Dursun estima correcte l’analyse du garde. Dans sa grande majorité, les concubines ne s’intéressaient pas à la politique. D’ailleurs, les factions ne représentaient toutes ensemble qu’un tier du harem. Les autres se rassemblaient en petits groupes par affinité, mais sans organisation.
— Les choses ont changée, Lætitia est naytaine. Et toute sa faction aussi.
— Qu’est ce que cela change ? demanda Calas.
— Si le but ultime de Lætitia a toujours été de s’emparer du pouvoir, elle se serait entourée des concubines les plus aptes à la mener vers cet objectif, les plus musclée et les plus combatives. Terel par exemple aurait fait l’objet de toutes ses séductions. Mais elle n’a choisi que des Naytaines. Pourquoi ?
— Les Naytains sont plus grand que la moyenne, fit remarquer une concubine.
— En moyenne oui. Et cela n’en fait pas forcement des bonnes combattantes, ni même des bagarreuses, contrairement à Terel. Pourquoi pas Terel dans ce cas ?
Devant l’absence de réponse, elle continua.
— Parce que Terel est blonde. L’un des blonds les plus lumineux de ce harem, davantage encore que celui de Deirane. Et ce blond, totalement à l’opposé du noir des naytains, la révulse.
— Quand Lætitia a capturé Terel, elle lui a rasé la tête, intervint Loumäi.
Le frisson d’horreur qui secoua l’assistance en apprenant ce qui avait été infligé à la concubine n’échappa pas à Dursun. Elle remercia la domestique d’un léger mouvement de tête.
— Comme Loumäi l’a confirmé, Lætitia déteste ce qui n’est pas naytain. Elle est raciste. Même si elle l’a caché toute ses années, elle est raciste. On aurait pu s’en douter si on avait fait attention à celles qu’elle recrutait dans sa faction. Mais maintenant qu’elle peut l’exprimer au grand jour, combien vont supporter les brimades. Même Mericia, qui en raison de son ascendance naytaine a le teint relativement mat est beaucoup plus claire que Lætitia.
— Mericia est Naytaine ? Interrogea quelqu’un qu’elle ne put identifier.
— Non. Elle est Yrianie. Mais son grand-père l’est.
— Mericia est la petite-fille du vidame de Burgil, expliqua Calas.
— Comment en sais-tu autant sur Mericia ? s’étonna Dursun.
— Mericia porte mon enfant, répondit-il.
Devant la fierté que manifesta le garde, Dursun ne put s’empêcher d’éprouver de l’amusement.
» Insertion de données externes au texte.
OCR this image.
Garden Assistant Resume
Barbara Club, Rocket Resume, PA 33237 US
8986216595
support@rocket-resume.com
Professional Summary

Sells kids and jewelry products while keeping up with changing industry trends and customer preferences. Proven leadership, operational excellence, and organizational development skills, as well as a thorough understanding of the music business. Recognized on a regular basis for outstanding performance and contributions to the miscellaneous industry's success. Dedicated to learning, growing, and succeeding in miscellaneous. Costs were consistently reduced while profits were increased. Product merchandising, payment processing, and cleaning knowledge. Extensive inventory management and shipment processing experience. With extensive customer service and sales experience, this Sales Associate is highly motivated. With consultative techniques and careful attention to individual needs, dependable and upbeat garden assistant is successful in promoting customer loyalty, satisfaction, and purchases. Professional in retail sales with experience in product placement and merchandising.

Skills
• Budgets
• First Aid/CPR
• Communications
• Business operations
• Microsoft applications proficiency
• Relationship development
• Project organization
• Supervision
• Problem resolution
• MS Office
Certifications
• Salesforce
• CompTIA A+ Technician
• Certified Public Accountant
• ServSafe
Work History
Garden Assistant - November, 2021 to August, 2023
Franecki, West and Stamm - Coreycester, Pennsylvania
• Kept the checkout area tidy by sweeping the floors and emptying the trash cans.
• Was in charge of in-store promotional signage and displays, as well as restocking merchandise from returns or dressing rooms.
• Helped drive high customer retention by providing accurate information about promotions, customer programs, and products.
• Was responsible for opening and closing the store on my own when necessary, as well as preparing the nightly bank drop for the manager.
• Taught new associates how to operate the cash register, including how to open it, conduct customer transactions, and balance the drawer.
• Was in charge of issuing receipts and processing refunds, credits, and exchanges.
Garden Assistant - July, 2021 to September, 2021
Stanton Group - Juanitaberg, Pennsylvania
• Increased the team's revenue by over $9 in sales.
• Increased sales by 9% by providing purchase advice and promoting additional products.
Une concubine leva la main pour réclamer la parole, comme si elle était à l’école. Elle était jeune et si Dursun l’avait déjà croisée dans les couloirs, elle ne la connaissait pas. Toutefois, son attention fut détournée par une concubine qui frissonnait et frictionna ses épaules nues pour se réchauffer. Elle loua la présence d’esprit de Loumäi qui avait pensé à les faire s’habiller chaudement avant de partir. La plupart s’étaient enfuies dans la tenue qu’elles portaient à leur réveil. Certaines dormaient nues. Personnes ne l’étaient devant elle, elles avaient pensé à revêtir un peignoir avant de s’enfuir. Mais trois d’entre elle n’avaient qu’un fine nuisette transparente. Contrairement au harem, la maison n’était pas chauffé. Il n’était pas étonnant qu’elles eussent froid. Un garde rouge l’avait remarqué aussi. Il enleva sa veste d’uniforme et en recouvrit la belle frigorifiée qui le remercia d’un regard avant de serrer convulsivement les pans du vêtement autour de son corps. S’arrachant à cette distraction, elle incita la jeune concubine à parler. C’était une Naytaine, preuve que Mericia ne faisait pas l’unanimité même au sein de ses compatriotes.
— Vous êtes sûre de cela, dit-elle. Parce que les enfants du vidame de Burgil sont bien jeune pour avoir eux-même des enfants de l’âge de Mericia. L’aînée ne doit pas avoir plus de vingt ans.
Comme c’était à peu près l’âge de Mericia, cet enfant ne pouvait pas être le père de Mericia, et donc l’actuel vidame son grand-père. Ses renseignements seraient ils faux. À moins que...
— Comment s’appelle le vidame ? demanda Dursun.
— Arda, répondit la concubine.
— Je parlais du vidame Serig. Il n’est plus en poste ?
— Serig, cela fait cinq ans qu’il n’est plus vidame.
— Que s’est il passé ? Il a quitté la politique ?
— Non, il s’est fait élire à la fonction d’archiprélat.
Dursun ouvrit grand les yeux d’étonnement.
— Tu es en train de nous expliquer que Mericia est la petite fille de l’archiprélat de la Nayt ?
— Comment s’appelle la mère de Mericia ?
— Ses parents sont Ridimel et Meghare Farallon, répondit Dursun.
Sous l’émotion, la jeune femme se leva à demi.
— Mericia est la fille de Meghare Rohan ! s’écria-t-elle.
— Euh. Oui.
— Lætitia connait elle la valeur de son otage ?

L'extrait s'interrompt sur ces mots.